GET /api/public/regime/scan — scan the universe, filter by label / score range / venue / event_type, sort by score / edge / spread / volume.
GET /api/public/market-microstructure-history?ticker=&days=7 — spread + depth time series for one ticker from orderbook_snapshots. Replaces the old /regime/history endpoint (deprecated to 410 — the score itself is a flat line because the prior is static).
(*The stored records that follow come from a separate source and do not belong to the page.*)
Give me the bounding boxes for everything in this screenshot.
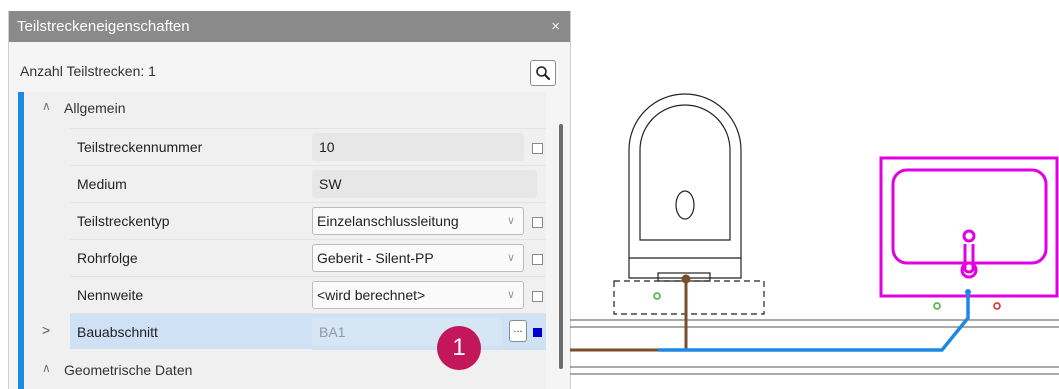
property-row-teilstreckennummer: Teilstreckennummer 10 bbox=[24, 128, 546, 165]
close-icon[interactable]: × bbox=[551, 11, 560, 42]
expand-icon[interactable]: > bbox=[42, 322, 50, 338]
property-row-medium: Medium SW bbox=[24, 165, 546, 202]
teilstreckennummer-field[interactable]: 10 bbox=[312, 133, 524, 161]
search-icon bbox=[536, 66, 551, 81]
pipe-endpoint bbox=[965, 289, 971, 295]
browse-button[interactable]: ... bbox=[509, 320, 527, 342]
property-value-cell: SW bbox=[312, 165, 546, 202]
dropdown-value: Geberit - Silent-PP bbox=[317, 250, 434, 266]
floor-lines bbox=[570, 319, 1059, 375]
category-allgemein[interactable]: ∧ Allgemein bbox=[24, 92, 546, 124]
connection-marker-green bbox=[933, 302, 941, 310]
collapse-icon[interactable]: ∧ bbox=[42, 99, 51, 113]
chevron-down-icon: ∨ bbox=[506, 215, 515, 227]
teilstreckentyp-checkbox[interactable] bbox=[532, 217, 543, 228]
property-name: Nennweite bbox=[70, 276, 312, 312]
rohrfolge-checkbox[interactable] bbox=[532, 254, 543, 265]
connection-marker-green bbox=[653, 292, 661, 300]
property-value-cell: BA1 ... bbox=[312, 313, 546, 350]
nennweite-checkbox[interactable] bbox=[532, 291, 543, 302]
chevron-down-icon: ∨ bbox=[506, 289, 515, 301]
pipe-blue[interactable] bbox=[658, 292, 970, 352]
property-row-teilstreckentyp: Teilstreckentyp Einzelanschlussleitung ∨ bbox=[24, 202, 546, 239]
category-label: Geometrische Daten bbox=[64, 362, 193, 378]
window-title: Teilstreckeneigenschaften bbox=[17, 18, 190, 35]
teilstreckentyp-dropdown[interactable]: Einzelanschlussleitung ∨ bbox=[312, 207, 524, 235]
property-value-cell: Geberit - Silent-PP ∨ bbox=[312, 239, 546, 276]
property-name: Teilstreckennummer bbox=[70, 128, 312, 164]
property-value-cell: Einzelanschlussleitung ∨ bbox=[312, 202, 546, 239]
property-value-cell: 10 bbox=[312, 128, 546, 165]
property-name: Medium bbox=[70, 165, 312, 201]
dropdown-value: Einzelanschlussleitung bbox=[317, 213, 459, 229]
property-row-nennweite: Nennweite <wird berechnet> ∨ bbox=[24, 276, 546, 313]
search-button[interactable] bbox=[530, 60, 556, 86]
nennweite-dropdown[interactable]: <wird berechnet> ∨ bbox=[312, 281, 524, 309]
washbasin-fixture[interactable] bbox=[879, 156, 1059, 298]
step-badge: 1 bbox=[437, 326, 481, 370]
dropdown-value: <wird berechnet> bbox=[317, 287, 426, 303]
property-name: Bauabschnitt bbox=[70, 313, 312, 349]
property-value-cell: <wird berechnet> ∨ bbox=[312, 276, 546, 313]
chevron-down-icon: ∨ bbox=[506, 252, 515, 264]
property-name: Rohrfolge bbox=[70, 239, 312, 275]
property-row-rohrfolge: Rohrfolge Geberit - Silent-PP ∨ bbox=[24, 239, 546, 276]
connection-marker-red bbox=[993, 302, 1001, 310]
pipe-brown[interactable] bbox=[570, 274, 691, 352]
medium-field: SW bbox=[312, 170, 537, 198]
color-swatch[interactable] bbox=[533, 328, 542, 337]
property-name: Teilstreckentyp bbox=[70, 202, 312, 238]
category-label: Allgemein bbox=[64, 100, 126, 116]
scrollbar-thumb[interactable] bbox=[559, 124, 563, 369]
cad-drawing[interactable] bbox=[570, 0, 1059, 389]
properties-panel: Teilstreckeneigenschaften × Anzahl Teils… bbox=[8, 11, 571, 389]
collapse-icon[interactable]: ∧ bbox=[42, 361, 51, 375]
segment-count-label: Anzahl Teilstrecken: 1 bbox=[20, 63, 156, 79]
title-bar: Teilstreckeneigenschaften × bbox=[9, 11, 570, 42]
rohrfolge-dropdown[interactable]: Geberit - Silent-PP ∨ bbox=[312, 244, 524, 272]
teilstreckennummer-checkbox[interactable] bbox=[532, 143, 543, 154]
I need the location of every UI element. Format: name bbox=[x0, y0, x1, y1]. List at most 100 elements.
Coverage of the prior grows organically: a backfill classifier covers the top-5K active markets by volume, and the scan-regime cron (6h cadence) picks up new markets as they enter the universe. Unclassified markets return source: "neutral-default" — the scorer's no-data branch, score ≈ 0.35.

Signals

Events that feed into evaluations. Five types:

Type	Source	Description
news	Heartbeat / manual	News articles, data releases
price_move	Heartbeat	Market price change ≥ 3 cents
user_note	Manual	Your analysis or observations
external	Manual	Signals from other systems
upcoming_event	Heartbeat	Kalshi milestone matching edges

Kill Conditions

Before every evaluation, the system asks: "Does any event fundamentally break a core assumption of this thesis?" If yes, it flags the threat prominently before any other analysis. News scans include adversarial queries that actively seek contradictory evidence. The system tries to kill your thesis before you trade on it.

Track Record

Feedback loop that computes how well past edges predicted market movement:

Hit rate: % of edges where market moved toward the thesis-implied price
Average movement: mean price change in cents since edge detection
Track record is injected into evaluation prompts so the system learns from its accuracy

Tree Augmentation

The causal tree evolves over time:

Each evaluation can suggest new causal factors
Weekly, the augment agent reviews suggestions
LLM decides which to accept (must be genuinely new, not duplicates)
Accepted nodes are appended (never removed — append-only tree)
Importance weights are rebalanced among siblings

Intent Lifecycle

Intents are declarative execution instructions. Instead of "buy now," you say "buy when price drops below 40c, but only if oil is above $95."

pending → armed → triggered → filled ↓ [soft condition?] ↓ ↓ PASS HOLD ↓ ↓ execute wait

Trigger types: immediate, price_below, price_above, time. Soft conditions are natural language, evaluated by LLM in --smart mode.